Living in a first world country presents a lot of advantages. As a person who enjoys order and cleanliness I appreciate all of them. I read the Levitical laws on how to maintain a wilderness camo and had the sudden urge to dust my entire house. After every run and hike I thank God for clean water to be able to de-grime. One thing that plucks my penny pinching nerves, however, is trash bags.

It should not be a five minute decision making process every few months to conclude with buying the exact same product I’ve been purchasing. Toilet paper is the same agony. Why do I let trash bags ruffle my frugal feathers? Because I’m buying these for the sole purpose of throwing them away. This is literally throwing money away.
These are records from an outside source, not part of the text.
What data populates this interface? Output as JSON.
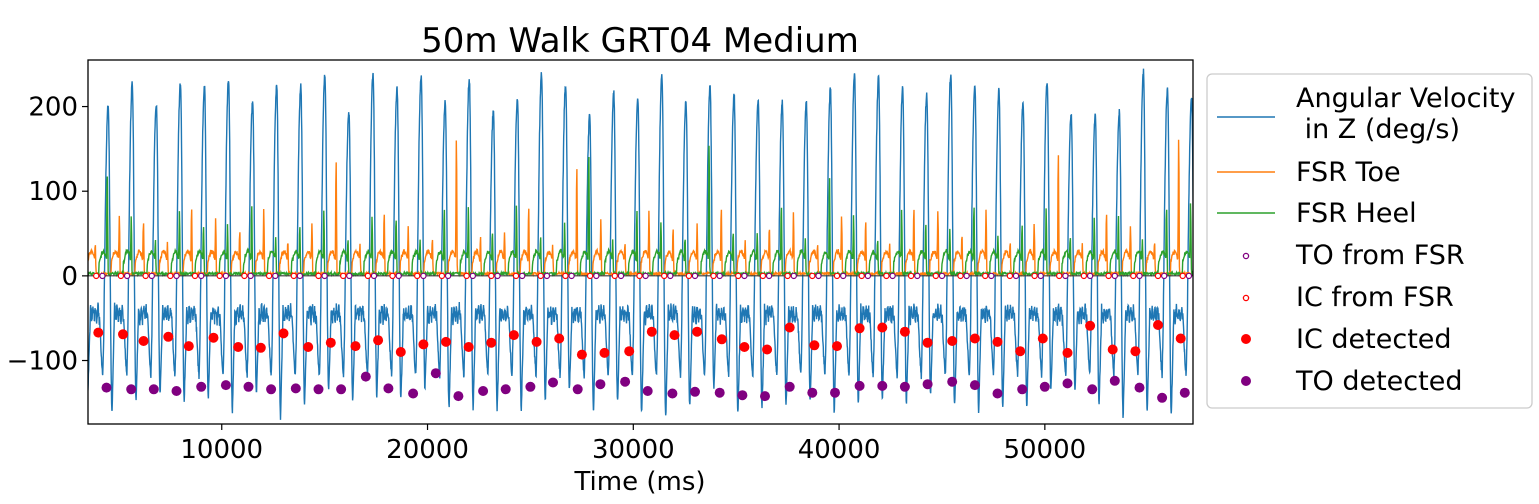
{
  "chart_data": {
    "type": "line",
    "title": "50m Walk GRT04 Medium",
    "xlabel": "Time (ms)",
    "ylabel": "",
    "xlim": [
      3500,
      57200
    ],
    "ylim": [
      -175,
      255
    ],
    "xticks": [
      10000,
      20000,
      30000,
      40000,
      50000
    ],
    "yticks": [
      200,
      100,
      0,
      -100
    ],
    "xtick_labels": [
      "10000",
      "20000",
      "30000",
      "40000",
      "50000"
    ],
    "ytick_labels": [
      "200",
      "100",
      "0",
      "−100"
    ],
    "grid": false,
    "legend_position": "outside-right",
    "series": [
      {
        "name": "Angular Velocity\n in Z (deg/s)",
        "kind": "line",
        "color": "#1f77b4",
        "step_period_ms": 1170,
        "peak_range": [
          185,
          242
        ],
        "trough_range": [
          -170,
          -130
        ],
        "stance_level": -45
      },
      {
        "name": "FSR Toe",
        "kind": "line",
        "color": "#ff7f0e",
        "spike_range": [
          20,
          150
        ],
        "baseline": 2
      },
      {
        "name": "FSR Heel",
        "kind": "line",
        "color": "#2ca02c",
        "spike_range": [
          25,
          145
        ],
        "baseline": 2
      },
      {
        "name": "TO from FSR",
        "kind": "scatter-hollow",
        "color": "#800080",
        "x": [
          4200,
          5400,
          6600,
          7800,
          9000,
          10200,
          11400,
          12600,
          13800,
          15000,
          16200,
          17400,
          18600,
          19800,
          21000,
          22200,
          23400,
          24600,
          25800,
          27000,
          28200,
          29400,
          30600,
          31800,
          33000,
          34200,
          35400,
          36600,
          37800,
          39000,
          40200,
          41400,
          42600,
          43800,
          45000,
          46200,
          47400,
          48600,
          49800,
          51000,
          52200,
          53400,
          54600,
          55800,
          57000
        ],
        "y_value": 0
      },
      {
        "name": "IC from FSR",
        "kind": "scatter-hollow",
        "color": "#ff0000",
        "x": [
          3900,
          5100,
          6300,
          7500,
          8700,
          9900,
          11100,
          12300,
          13500,
          14700,
          15900,
          17100,
          18300,
          19500,
          20700,
          21900,
          23100,
          24300,
          25500,
          26700,
          27900,
          29100,
          30300,
          31500,
          32700,
          33900,
          35100,
          36300,
          37500,
          38700,
          39900,
          41100,
          42300,
          43500,
          44700,
          45900,
          47100,
          48300,
          49500,
          50700,
          51900,
          53100,
          54300,
          55500,
          56700
        ],
        "y_value": 0
      },
      {
        "name": "IC detected",
        "kind": "scatter",
        "color": "#ff0000",
        "x": [
          4000,
          5200,
          6200,
          7400,
          8400,
          9600,
          10800,
          11900,
          13000,
          14200,
          15300,
          16500,
          17600,
          18700,
          19800,
          20900,
          22000,
          23100,
          24200,
          25300,
          26400,
          27500,
          28600,
          29800,
          30900,
          32000,
          33100,
          34300,
          35400,
          36500,
          37600,
          38800,
          39900,
          41000,
          42100,
          43200,
          44300,
          45500,
          46600,
          47700,
          48800,
          49900,
          51100,
          52200,
          53300,
          54400,
          55500,
          56600
        ],
        "y": [
          -67,
          -69,
          -77,
          -72,
          -83,
          -73,
          -84,
          -85,
          -68,
          -84,
          -79,
          -83,
          -76,
          -90,
          -81,
          -78,
          -84,
          -79,
          -70,
          -78,
          -74,
          -93,
          -91,
          -89,
          -66,
          -70,
          -66,
          -75,
          -84,
          -87,
          -61,
          -82,
          -83,
          -62,
          -61,
          -66,
          -79,
          -77,
          -74,
          -78,
          -89,
          -74,
          -91,
          -59,
          -87,
          -89,
          -58,
          -74
        ]
      },
      {
        "name": "TO detected",
        "kind": "scatter",
        "color": "#800080",
        "x": [
          4400,
          5600,
          6700,
          7800,
          9000,
          10200,
          11300,
          12400,
          13600,
          14700,
          15800,
          17000,
          18100,
          19300,
          20400,
          21500,
          22700,
          23800,
          25000,
          26100,
          27300,
          28400,
          29600,
          30700,
          31900,
          33000,
          34200,
          35300,
          36400,
          37600,
          38700,
          39800,
          41000,
          42100,
          43200,
          44300,
          45500,
          46600,
          47700,
          48900,
          50000,
          51100,
          52300,
          53400,
          54600,
          55700,
          56800
        ],
        "y": [
          -132,
          -134,
          -134,
          -136,
          -131,
          -129,
          -131,
          -134,
          -133,
          -134,
          -134,
          -119,
          -133,
          -139,
          -115,
          -142,
          -136,
          -134,
          -131,
          -126,
          -134,
          -128,
          -125,
          -136,
          -139,
          -137,
          -138,
          -141,
          -142,
          -131,
          -138,
          -138,
          -130,
          -130,
          -131,
          -128,
          -125,
          -129,
          -139,
          -134,
          -131,
          -127,
          -134,
          -124,
          -132,
          -144,
          -138
        ]
      }
    ]
  }
}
And the companies that produce the product know modern society needs them so the price is not always budget friendly.

I’ve taken my bag to the bin, the bin to the curb, and then come in the house only to forget to replace the bag in the can. Inevitably I will toss something into the unlined can. This is always the A HA moment when I’m grateful for trash bags. Without that simple item disposal of unwanted things is chaotic and messy. the cost of containment is now willingly paid.

In the book of First Samuel chapter two there is definitely some trash that needs taken out. The priest Eli has two sons, Hophni and Phineas. The Bible says they were “worthless men. They did not know the Lord.” Their actions reveal their hearts. They take the choice morsels of the sacrifice for themselves and they sleep with the serving women at the entrance of the tent of meeting. The brothers are behaving like the pagan priests and using the name of the Lord.
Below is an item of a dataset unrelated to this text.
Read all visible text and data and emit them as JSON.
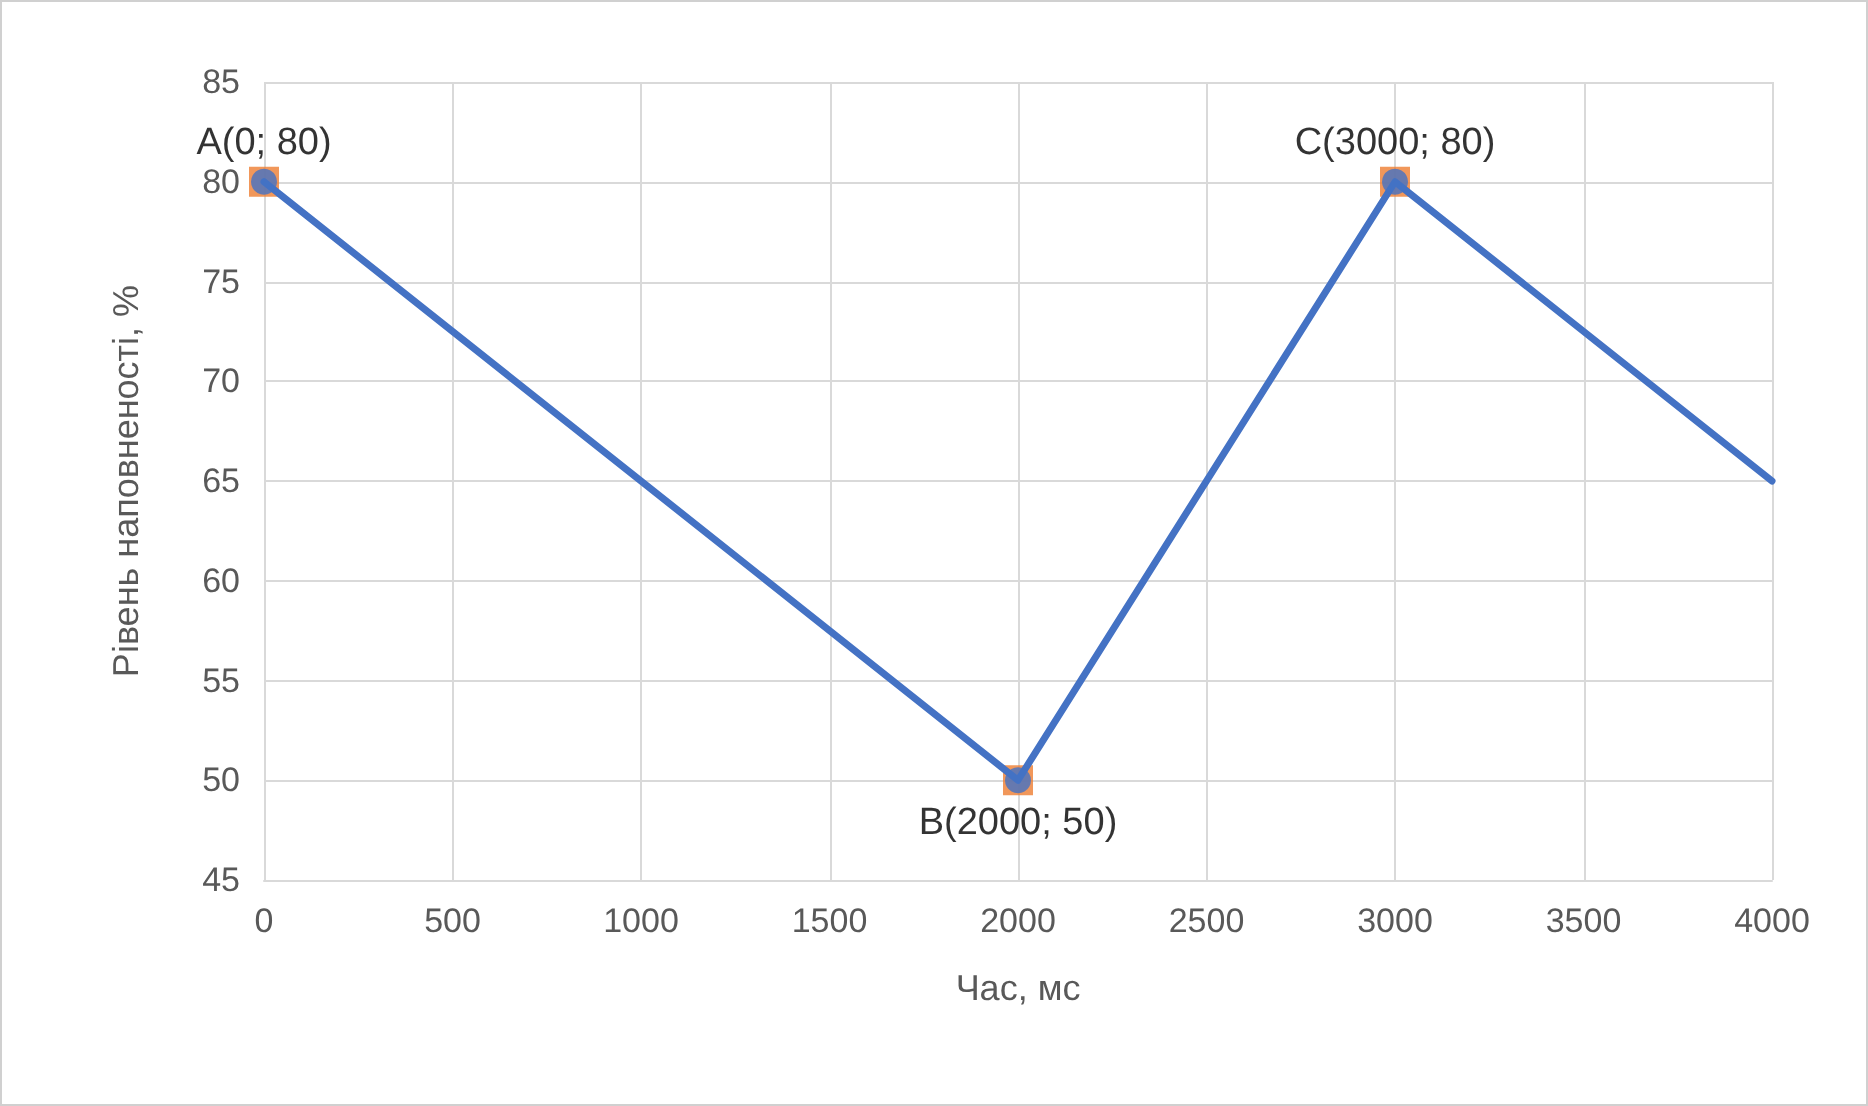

God has enough. He sends a prophet to Eli. The basic message: because you would not stand up and be a good father the Heavenly Father will do away with your generations. Modern Christianity has Good Father as someone with a smile. A gift giver. Someone who makes life easy for his children. We like this person. It’s who we are. (It’s who we are. It’s who we are. It’s who we are.) And while those things are certainly true, they are not the sum total of a good father.

Proverbs 3:12 For who the Lord loves, He reproves. Even as a father corrects the son in who he delights.

Hebrews 12:9 Moreover we have all had human fathers who disciplined us and we respected them for it. How much more should we submit to the Father of spirits and live?

I should be pointed out that not everyone has an awesome godly earthly father. That is not an excuse to reject God as Heavenly Father. It should be a propellant towards Him. Why? It’s not about you. It’s not about me.

The discipline of God is not abuse. The value of His correction outweighs the burden of our pride. The trash of bad behavior has got to go. Our sin was paid for on the cross. It isn’t that I was worth so much, it was that Jesus was willing to pay so much.

God always has a plan. With Eli and the boys making a mockery of His temple God calls Samuel. The Bible says “And the Lord appeared again at Shiloh, for the Lord revealed himself to Samuel at Shiloh by the word of the Lord.” Shiloh means “peace”. God returned at peace once His house was clean. Was Eli still there? Yes, but he and his filthy family were already spiritually replaced. God set up the spiritual and the natural followed through.

When I take my bin to the curb I technically still have that trash. I could walk out and bring it all back into the house. I could open the bags and place the rotten refuse in different rooms of my house. I could happily proclaim, “I do not need a garbage truck!” Except if any of that stuff had value I would have kept it in the first place. It was thrown out for a reason. It no longer contained life. A guest in my house seeing piles of trash would certainly be alarmed. Even more so if my pride in my trash outweighed my responsibility to the upkeep of my house. Too many people are currently declaring they do not need a Savior. It should break every believers heart.

The Holy Spirit is so loving with guiding us in throwing out the trash of our sin. Repentance is not always easy. It’s hard to throw away years of bad attitudes, fixed mindsets, and hard hearted behaviors especially if they are generational. At any point Hophni and Phineas could have turned and repented. They could have become true priest of the Living God but they chose to continue in their synagogue backed paganism.

What will it take for us to grow so much in the Lord that He appears to us in peace? I’m not preaching peace and safety where there is none. We can be at peace with God even as the world around us is at war. We can worship in spirit and in truth and not offer profane fire. We can hold each other accountable and be accountable to others ourselves. The unteachable and unrepentant heart will prostitute the word of the Lord and cause nothing but discord.

Samuel had a long career as a prophet of God that was marked by two roles: prayer and instruction. We should be in prayer to fill spiritual trash bags with everything God wants us to get rid of. There should be no grumbling at the cost of the bags; we didn’t pay it anyway. Reversely, there should be no bragging about ho many bags we can fill if we never intend to get rid of them. We should be following God’s instructions on how to completely be rid of the refuse. God wants a clean house. Just as the temple where Samuel served was the house of the Lord, so is the body of the true believer.

It’s time to take the trash of sin to the curb. Bag it. Box it. Bundle it. But don’t bring it back into the house.

1 Comment

  1. Excellent!!! I especially liked this line, “The unteachable and unrepentant heart will prostitute the word of the Lord and cause nothing but discord.” Wow! Thanks for putting this out there.